F. E. Warren Dental Clinic helps police solve cold case
By Lt. Col. Robert Beck, 90th Medical Group Dental Flight Commander
/ Published January 18, 2013
F. E. WARREN AIR FORCE BASE, Wyo. --
September 13, 2010, started out like any other Monday morning for Tech. Sgt Shanna Binion and Senior Airman Whittney Ellington, dental technicians at F. E. Warren Dental Clinic. As they soon found out, that was all about to change. The chief investigator for the Wyoming Crime Lab had called to request the help of the Dental Forensics Team whose members included Binion and Ellington.
The Crime Lab Investigator said that what appeared to be a human skull had been discovered in a ditch a few miles north of Laramie, Wyo., and because F. E. Warren had a trained dental forensic team ready to assist and an agreement to help whenever dental professionals were needed, the lab asked if they could examine and possibly help identify the remains.
Binion and Ellington, along with the other members of the team, went to work and painstakingly examined the remains to produce a set of radiographs, or dental X-rays, as complete as possible.
"We created a dental profile for this person," Binion said. "At the time, she was a Jane Doe."
Investigators estimated that the remains had been where they were found for more than six months, Binion said.
"It wasn't a pleasant experience, but it was one I'm glad we had," she explained.
With the help of the three dentists on the team they created a Postmortem, meaning "after death," dental record by recording the dental characteristics they observed including missing and unusually positioned teeth, existing restorations and any other characteristic that may be unique to this person.
It is like a dental "fingerprint" that can be compared with other records to positively identify the deceased.
Over the next few months, the Wyoming Crime Lab detective sent the dental records of 18 missing persons in hopes that there would be a match which might help identify who this person was.
Each of the 18 dental records were evaluated and an antimortem, meaning "before death," dental record was created for each one to see if there was a match, and was determined each time that there was no match.
On the morning of Aug. 4, 2012, the 19th dental record, a panoramic radiograph of a person believed to be missing was sent to the dental flight commander from a detective who had been working the case. At first glance it looked quite similar to the radiographs taken nearly two years before and after a complete analysis, it was determined that the dental forensic team had a match. A minimum of 20 individual features exactly matched when compared on the post and antimortem records.
This matching dental record belonged to 55-year-old Rosella Lovell who had not been reported missing, but upon further investigation had not had contact with family members in another state for many years.

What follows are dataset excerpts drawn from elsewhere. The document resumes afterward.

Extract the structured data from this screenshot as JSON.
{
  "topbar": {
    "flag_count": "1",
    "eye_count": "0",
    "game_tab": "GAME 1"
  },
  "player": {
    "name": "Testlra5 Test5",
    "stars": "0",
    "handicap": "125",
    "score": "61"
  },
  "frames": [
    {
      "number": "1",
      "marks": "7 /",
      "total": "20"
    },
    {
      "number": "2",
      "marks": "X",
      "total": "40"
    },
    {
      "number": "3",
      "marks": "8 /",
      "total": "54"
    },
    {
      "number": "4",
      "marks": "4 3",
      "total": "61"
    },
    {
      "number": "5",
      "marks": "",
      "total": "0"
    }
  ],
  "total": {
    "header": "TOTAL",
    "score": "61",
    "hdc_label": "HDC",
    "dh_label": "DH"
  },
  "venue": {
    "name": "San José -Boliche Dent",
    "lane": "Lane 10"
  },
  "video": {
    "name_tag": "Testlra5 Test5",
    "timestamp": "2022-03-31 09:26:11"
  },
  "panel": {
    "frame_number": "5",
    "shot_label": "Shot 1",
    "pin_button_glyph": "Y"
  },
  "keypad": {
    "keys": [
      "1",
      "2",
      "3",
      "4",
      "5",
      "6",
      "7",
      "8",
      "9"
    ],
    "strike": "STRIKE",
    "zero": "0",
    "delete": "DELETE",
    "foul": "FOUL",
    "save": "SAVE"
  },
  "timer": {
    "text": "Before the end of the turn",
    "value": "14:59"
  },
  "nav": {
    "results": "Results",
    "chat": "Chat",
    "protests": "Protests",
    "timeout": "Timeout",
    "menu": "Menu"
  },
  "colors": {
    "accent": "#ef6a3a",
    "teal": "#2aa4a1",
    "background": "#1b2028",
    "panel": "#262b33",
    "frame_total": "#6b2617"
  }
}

"After two years, you would think they would never find out who it was," said Ellington. "It was a relief to be able to tell their family we found their loved one.
Without Binion and Ellington's work, the other dental forensic team members and the role they played in the investigation, this person may not have been identified, the case might not have been solved and the family may have never known what happened to their lost relative. They were able to experience first-hand some of the unique and challenging duties afforded to a dental assistant in the United States Air Force.